Using 2015 data from the Uniform Data System (UDS) Mapper (UDS, 2015), we utilized a variety of geospatial approaches to identify ZIP Code Tabulation Areas (ZCTAs)[i] most in need based on low-income penetration rates and the number of low-income population not being served[ii]. Because health centers serve patients living outside of the ZCTA in which they are located, it is necessary to create weighted or smoothed estimates of penetration rates which incorporate need in contiguous ZCTAs. Smoothed low-income penetration rates were estimated using a spatial empirical Bayes approach[iii], which adjusts or smooths the rates for each ZCTA based on its low-income population and the local mean, which is the average of contiguous ZCTAs’ rates; ZCTAs with smaller low-income populations will have their rates adjusted more towards the local mean (Cromley & McLafferty, 2012). We also created spatially-weighted estimates for the total number of low-income population by calculating the average of each ZCTA and its contiguous neighbors.

High-need ZCTAs were identified by (1) removing all ZCTAs that had zero low-income population; (2) creating smoothed low-income penetration rates[iv] , low-income rates, and poverty rates using a spatial empirical Bayes approach; (3) creating spatially-weighted estimates for the number of low income population not being served by health centers (weighted average of ZCTA and its neighbors); (4) identifying all ZCTAs with smoothed low-income penetration rates of less than 1 percent; (5) finally, focusing only on those ZCTAs with smoothed low-income penetration rates of less than 1 percent, we identified the top 500 ZCTAs[v] ranked by the highest number of spatially-weighted low-income population not being served by health centers.

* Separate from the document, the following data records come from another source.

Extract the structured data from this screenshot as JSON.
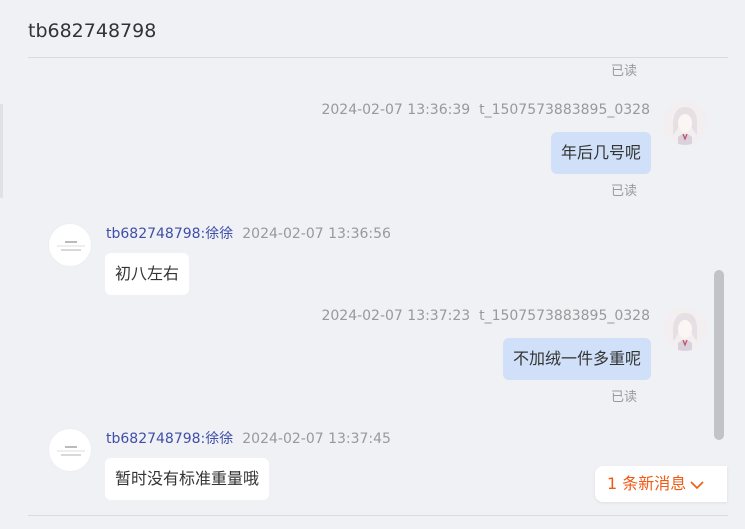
{
  "header": {
    "title": "tb682748798"
  },
  "messages": [
    {
      "read": "已读"
    },
    {
      "timestamp": "2024-02-07 13:36:39",
      "sender": "t_1507573883895_0328",
      "text": "年后几号呢",
      "read": "已读"
    },
    {
      "name": "tb682748798:徐徐",
      "timestamp": "2024-02-07 13:36:56",
      "text": "初八左右"
    },
    {
      "timestamp": "2024-02-07 13:37:23",
      "sender": "t_1507573883895_0328",
      "text": "不加绒一件多重呢",
      "read": "已读"
    },
    {
      "name": "tb682748798:徐徐",
      "timestamp": "2024-02-07 13:37:45",
      "text": "暂时没有标准重量哦"
    }
  ],
  "new_messages": {
    "label": "1 条新消息"
  },
  "colors": {
    "background": "#f0f1f5",
    "outgoing_bubble": "#cfe0f8",
    "incoming_bubble": "#ffffff",
    "shop_name": "#3f4fa8",
    "new_message_accent": "#f05a14"
  },
  "icons": {
    "user_avatar": "user-avatar",
    "shop_avatar": "shop-logo-avatar",
    "new_message_arrow": "chevron-down-icon"
  }
}
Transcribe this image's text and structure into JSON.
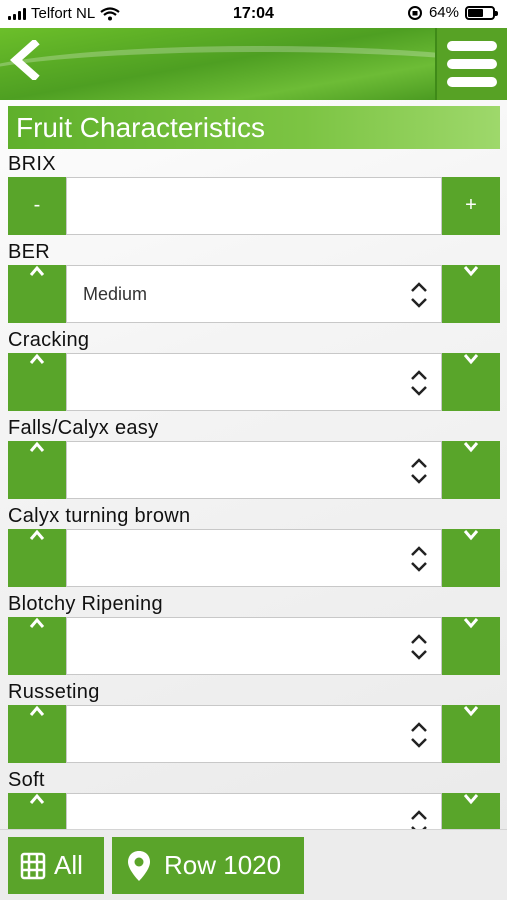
{
  "status": {
    "carrier": "Telfort NL",
    "time": "17:04",
    "battery": "64%",
    "battery_level": 0.64
  },
  "header": {
    "back_icon": "chevron-left-icon",
    "menu_icon": "hamburger-menu-icon"
  },
  "section_title": "Fruit Characteristics",
  "fields": [
    {
      "label": "BRIX",
      "type": "stepper",
      "value": "",
      "minus": "-",
      "plus": "+"
    },
    {
      "label": "BER",
      "type": "select",
      "value": "Medium"
    },
    {
      "label": "Cracking",
      "type": "select",
      "value": ""
    },
    {
      "label": "Falls/Calyx easy",
      "type": "select",
      "value": ""
    },
    {
      "label": "Calyx turning brown",
      "type": "select",
      "value": ""
    },
    {
      "label": "Blotchy Ripening",
      "type": "select",
      "value": ""
    },
    {
      "label": "Russeting",
      "type": "select",
      "value": ""
    },
    {
      "label": "Soft",
      "type": "select",
      "value": ""
    }
  ],
  "bottom": {
    "all_label": "All",
    "row_label": "Row 1020",
    "all_icon": "grid-icon",
    "row_icon": "map-pin-icon"
  }
}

Smoothed & Weighted Characteristics of High-Need ZCTAs

All ZCTAs^
(N=32,166)
All High-Need (N=500)
High-Need Urban (N=381)
High-Need Large Rural (N=76)
High-Need Small or Isolated Rural (N=15)
High-Need
Puerto Rico (N=28)
Unserved Low-Income Population (% of High-Need)   
84,303,659
3,378,283
2,355,967
(69.7%)
385,493
(11.4%)
64,975
(1.9%)
571,848
(16.9%)
Poverty Rates (Below 100% FPL)
14.9%
16.5%
14.2%
18.8%
20.0%
38.5%
Low-Income Rates (Below 200% FPL)
34.5%
35.8%
32.0%
41.8%
47.4%
65.1%
Sources: UDS, 2015; American Community Survey, 2010-2014
^Not weighted



The weighted unserved low-income population for the top 500 ZCTAs ranges from 3,497 to 39,455, with a total of almost 3.4 million people living in these ZCTAs. More than one-quarter of these 3.4 million people live in the top 50 ZCTAs in need, where almost half (24) of the ZCTAs are located in Puerto Rico, and more than one-fourth (13) are located in Texas. More than one-half of the high-need population is located in just four states or territories, with Texas (21.5%), Puerto Rico (16.9%), Pennsylvania (8.6%), and North Carolina (7.6%) having the largest populations in high-need areas. Fifteen states have no high-need ZCTAs based on our criteria. Less than 20% of the high-need ZCTAs and about 13% of the high-need population are located in rural areas, where low-income rates exceed 40%, compared to 32% for urban high-need ZCTAs, and 34.5% for all ZCTAs. Poverty and low-income rates are highest in small and isolated rural ZCTAs, as well as in Puerto Rico. About 60% of high-need ZCTAs are located in Medically Underserved Areas/Population (MUA/Ps) and more than half (276) are being served by at least one health center, with almost 25% (119) already being served by at least two health centers. The map below displays the number of high-need ZCTAs by State.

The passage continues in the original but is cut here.